Entidades nacionais e internacionais cobram uma investigação para que os dois desaparecidos sejam encontrados 7 de junho de 2022 Mariana Oliveira

O jornalista inglês, Dom Phillips, e o indigenista brasileiro, Bruno Araújo Pereira, estão desaparecidos na Floresta Amazônica. Os dois foram vistos pela última vez na região do Vale do Javari, no estado do Amazonas, quando faziam o trajeto entre a comunidade ribeirinha São Rafael e a cidade de Atalaia do Norte, na manhã do último domingo (05/06).

De acordo com a coordenação da União dos Povos Indígenas do Vale do Javari (Univaja) e o Observatório dos Direitos Humanos dos Povos Indígenas Isolados e de Recente Contato (OPI), em nota à imprensa, Pereira tinha recebido ameaças na semana passada. O comunicado não informou quem o ameaçava nem quais eram os tipos de ameaças, mas enfatizou que não era a primeira vez. Ele é descrito pelas entidades como um “experiente e profundo conhecedor da região, pois foi Coordenador Regional da Funai de Atalaia do Norte por anos”.

Já o jornal britânico The Guardian, para quem Philips trabalha, informou que as intimidações contra o indigenista vinham de madeireiros e garimpeiros que queriam invadir as terras das tribos indígenas protegidas por ele. Os dois desaparecidos viajavam em uma embarcação nova, de 40 cavalos de potência, e 70 litros de gasolina, o suficiente para a viagem.

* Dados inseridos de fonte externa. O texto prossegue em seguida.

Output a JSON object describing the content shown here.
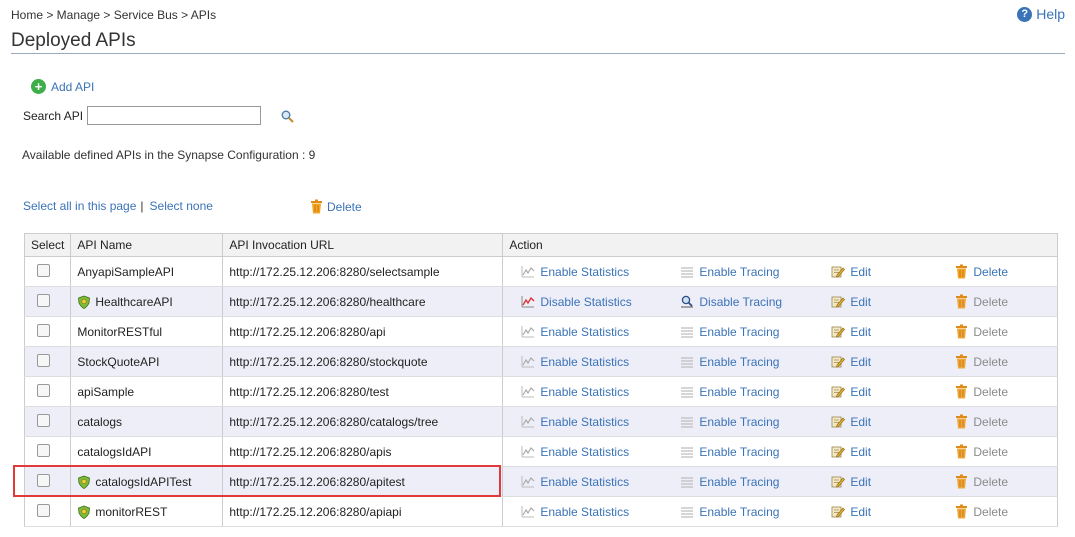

O The Guardian manifestou preocupação com o sumiço de seu correspondente. Em reportagem publicada no site do jornal, um porta-voz do Guardian News & Media disse que o jornal busca urgentemente informações sobre Phillips. “Estamos em contato com a embaixada britânica no Brasil e autoridades locais e nacionais para tentar apurar os fatos o mais rápido possível”.

Bruno Pereira e Dom Phillips chegaram na sexta-feira (03/06) à localidade conhecida como Lago do Jaburu, próximo ao rio Ituí, com o objetivo de visitar a equipe de Vigilância Indígena presente no local, para que o jornalista pudesse fazer entrevistas com indígenas. Segundo a Univaja, no domingo (05/06), os dois deveriam retornar para a cidade de Atalaia do Norte por volta das 9 horas, após uma parada agendada na comunidade São Rafael, para que o indigenista se reunisse com uma pessoa da comunidade apelidado de “Churrasco”. 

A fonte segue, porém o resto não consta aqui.